Capt Roger Ernest Behnfeldt and Captain Tamotsu Shingaki were the 2 pilots flying the RF-4C Dodge 2 which was destroyed. It is one of the worst experiences a wingman can experience in his carrier. RF-4C Phantom tail #69-0355 was hit and went down approximately 8 mi. North East of Bac Giang NVN. This incident happened during the operation “Vietnam Ceasefire” while this aircraft was serving under the 14th Tactical Reconnaissance Squadron of the 432nd TFW based at Udorn RTFAFB, Thailand.
Dodge 2B pilot the weapons systems officer Captain Shingaki was captured by the Peoples’ Army of Vietnam but was released on Mar. 29, 1973. Capt Behnfeldt was declared Missing In Action and after 15 years his remains were recovered in 1987.
In 1960, United States Air Force realized that they need more tactical reconnaissance aircraft to support the RF-101 fleet they already had.

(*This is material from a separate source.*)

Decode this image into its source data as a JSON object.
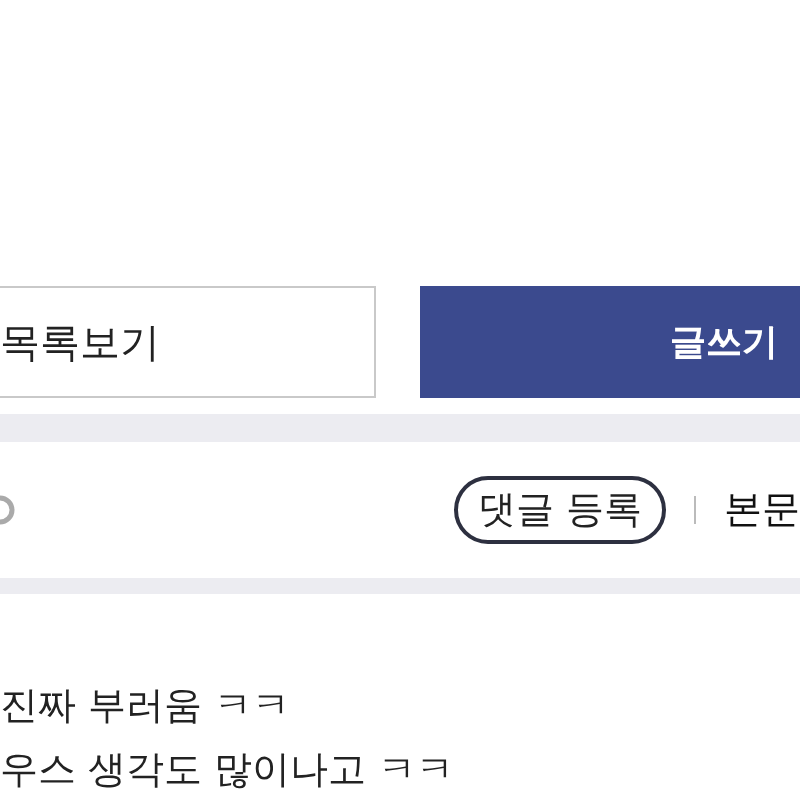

Then they decided to modify the F-4C Phantom fighters and develop them into the RF-4C in 1962. The RF-4C made its initial flight on May 18, 1964, and a total of 499 aircraft were built.
The RF-4C has a longer more pointed nose than the general F-4 Phantoms which accommodates a variety of cameras in 3 camera stations. This aircraft could collect intelligence at both high and low altitudes and also during both day and night. RF-4C didn’t carry any weapons in the beginning, but later they were fitted with four AIM-9 Sidewinder missiles for defense.
The 16th Tactical Reconnaissance Squadron was the first unit to operate the RF-4Cs and they were deployed to Southeast Asia in 1965 to provide photographic reconnaissance of conflicts in South Vietnam. Later RF-4Cs flew recon missions in a few important operations such as Desert Storm in Iraq. In the year 1995, the United States Air Force retired all the RF-4Cs.